Care Before Planting
For field planting, wait until the soil warms up. If planted too early, the wet cold soils will cause the cuttings to rot before they have a chance to sprout. In other words, it is a race between sprouting and rotting. Put the odds in favor of sprouting by waiting until the soils stay warm. In East Tennessee, that would be the last week in April or the first week in May, or when the ground temperature stays above 55º F.
Upon receipt, refrigerate until you are ready to field plant. They are packaged so that they can be stored for about six weeks in refrigeration. You need to check weekly for condensation on the plastic bags. If it develops, simply remove the roots from the bag, let them dry out for a day, and replace into a new plastic bag. Wrap in a dry paper towel. The paper towel should wick any surface moisture off the root cuttings.
Another method is to place into a soil-less potting medium, such as sand/vermiculite mixture, and simply leave outside in the weather until you are ready to field plant. You can wait until you see the first signs of sprouting as indication for planting.
If the root cuttings are small, it might be best to pot the cutting into ½- to 1-gallon containers and let them grow in these pots for the first few months. You can expect a higher mortality (up to 75 percent) on cuttings less than .25 inch in caliper.
Although not absolutely necessary, it is a good idea to soak the root cuttings in a fungicide for at least an hour before field planting. My current choice is Infuse made by Bonide and purchased at my local farm co-op. It is broad spectrum and systemic, and can last up to four weeks. It is good insurance to help prevent field rot.

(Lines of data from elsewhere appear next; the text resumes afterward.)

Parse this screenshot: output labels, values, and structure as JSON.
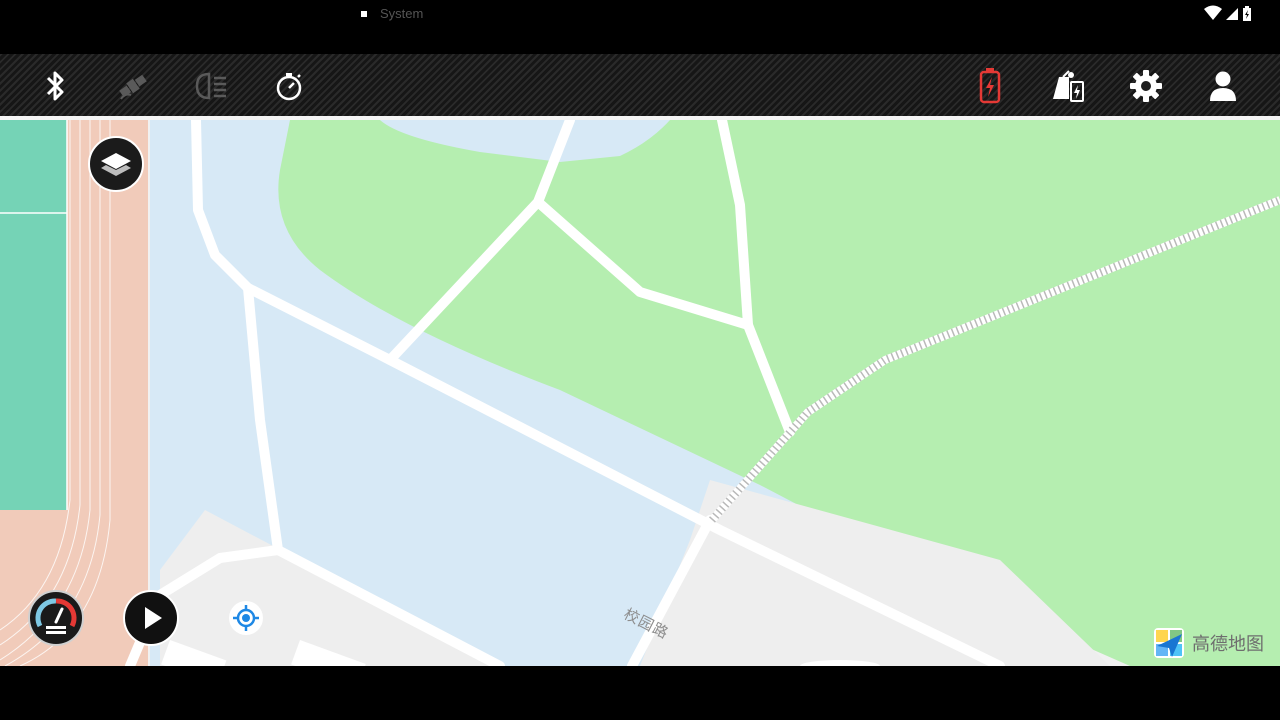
{
  "status_bar": {
    "notification_label": "System",
    "icons": [
      "wifi-icon",
      "signal-icon",
      "battery-charging-icon"
    ]
  },
  "toolbar": {
    "left_icons": [
      "bluetooth-icon",
      "satellite-icon",
      "headlight-icon",
      "timer-icon"
    ],
    "right_icons": [
      "battery-charging-icon",
      "remote-controller-battery-icon",
      "settings-gear-icon",
      "user-profile-icon"
    ],
    "colors": {
      "battery_alert": "#e53935",
      "active_icon": "#ffffff",
      "inactive_icon": "#5a5a5a"
    }
  },
  "map": {
    "road_label": "校园路",
    "provider_logo_text": "高德地图",
    "colors": {
      "park": "#b5eeb0",
      "water": "#d7e9f6",
      "track": "#f1cbba",
      "field": "#75d3b6",
      "road": "#ffffff",
      "ground": "#f1f1f1",
      "flight_path": "#ffffff"
    },
    "buttons": [
      "layers-button",
      "speed-gauge-button",
      "play-button",
      "locate-button"
    ]
  }
}
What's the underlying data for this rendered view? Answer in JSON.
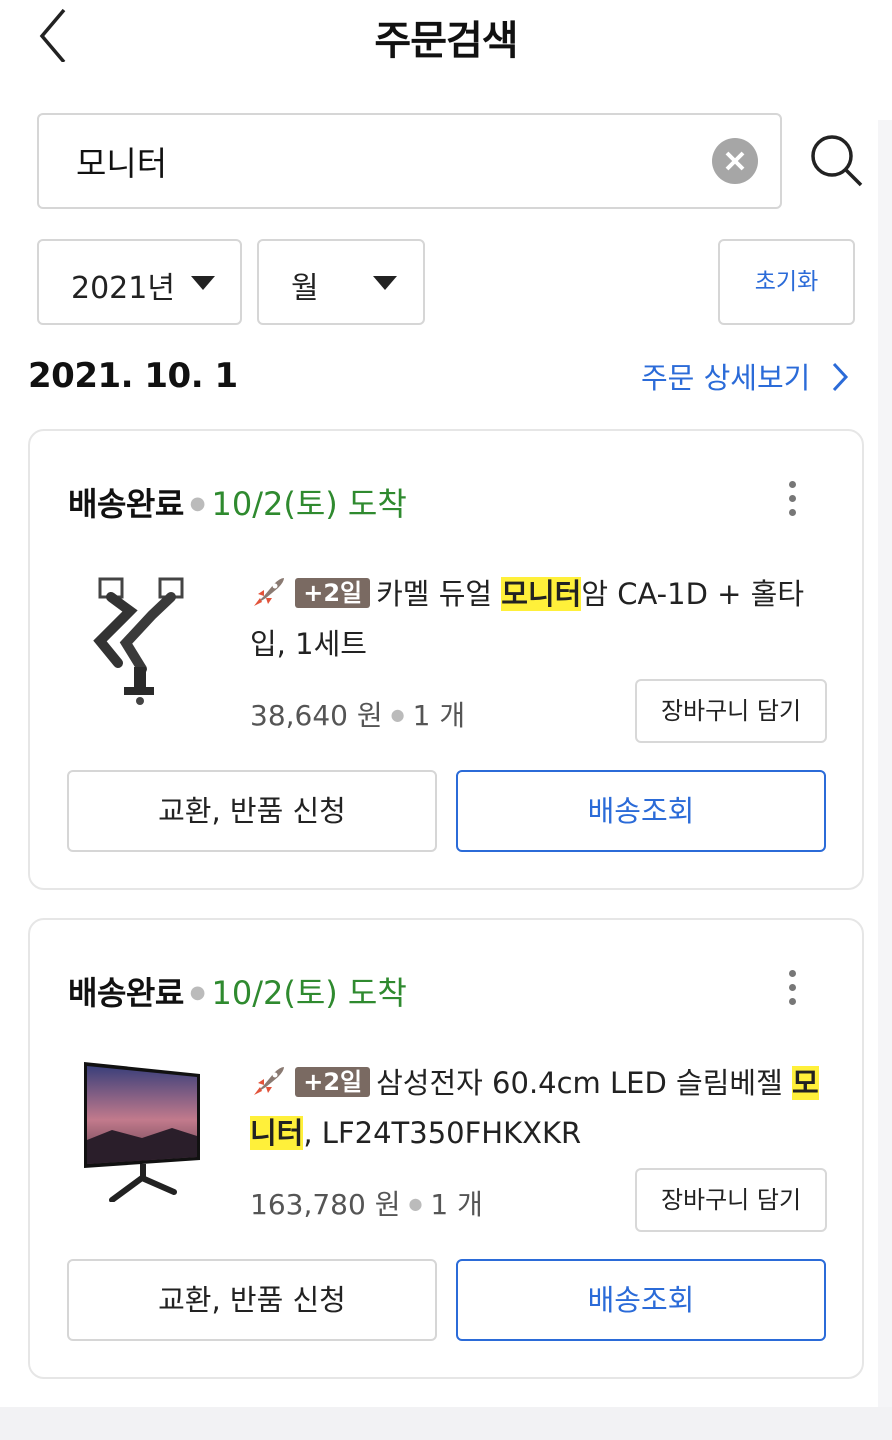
{
  "header": {
    "title": "주문검색"
  },
  "search": {
    "value": "모니터"
  },
  "filters": {
    "year": "2021년",
    "month": "월",
    "reset_label": "초기화"
  },
  "order": {
    "date": "2021. 10. 1",
    "detail_link": "주문 상세보기"
  },
  "items": [
    {
      "status": "배송완료",
      "arrival": "10/2(토) 도착",
      "badge": "+2일",
      "name_before": "카멜 듀얼 ",
      "name_highlight": "모니터",
      "name_after": "암 CA-1D + 홀타입, 1세트",
      "price": "38,640 원",
      "qty": "1 개",
      "cart_label": "장바구니 담기",
      "exchange_label": "교환, 반품 신청",
      "track_label": "배송조회",
      "thumb_icon": "monitor-arm-image"
    },
    {
      "status": "배송완료",
      "arrival": "10/2(토) 도착",
      "badge": "+2일",
      "name_before": "삼성전자 60.4cm LED 슬림베젤 ",
      "name_highlight": "모니터",
      "name_after": ", LF24T350FHKXKR",
      "price": "163,780 원",
      "qty": "1 개",
      "cart_label": "장바구니 담기",
      "exchange_label": "교환, 반품 신청",
      "track_label": "배송조회",
      "thumb_icon": "monitor-image"
    }
  ],
  "colors": {
    "accent": "#2b6bd8",
    "arrival": "#2f8a2f",
    "highlight": "#fff03a",
    "badge": "#7a6a62"
  }
}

Loosen the soil before planting by digging a hole, then refilling the hole with the loose soil dug. I prefer using a tractor with a chisel plow to break and loosen the soil. Weeds must be kept under control the first year, so I use a pre-emergent product call Princep 4L mix with Roundup after tilling the soil. It works for about six weeks. After that I hole/mow.
Planting orientation is also important. The cuttings need to have the same vertical orientation to the ground surface as when dug. The cutting will always sprout on the end that was originally closest to the ground surface. If planted upside down, it will sprout toward the center of the earth! I prefer to simply place the root horizontal and let it chose the sprouting end.
Planting depth is also important. Place the sprouting end of the root cutting just below the ground surface to no more than a half-inch deep.
Mark your planting with a survey flag to add in weed control and watering, both of which are very important throughout the summer months.
After Care Planting
Do not water your root cuttings for the first few weeks. There should be enough moisture in the spring soil to keep the cuttings healthy. Too much water promotes rot. You can water once the sprout has emerged and the weather turns dry.
Keep the weeds under control the entire summer. Use whatever means it takes. Paulownia is very intolerant to any type of shading or competition.
Allow the cutting to grow naturally. What you need to do during the first year is just let the root system develop. Plan on pruning the trees the beginning of the second year to develop the first log of your future Paulownia lumber.
In China, root cuttings are the method of choice for Paulownia propagation. It is their method of choice for cloning. It is a low-tech, highly successful technique that has been proven to work well for centuries. If you have not ever used root cuttings, you might give them a try.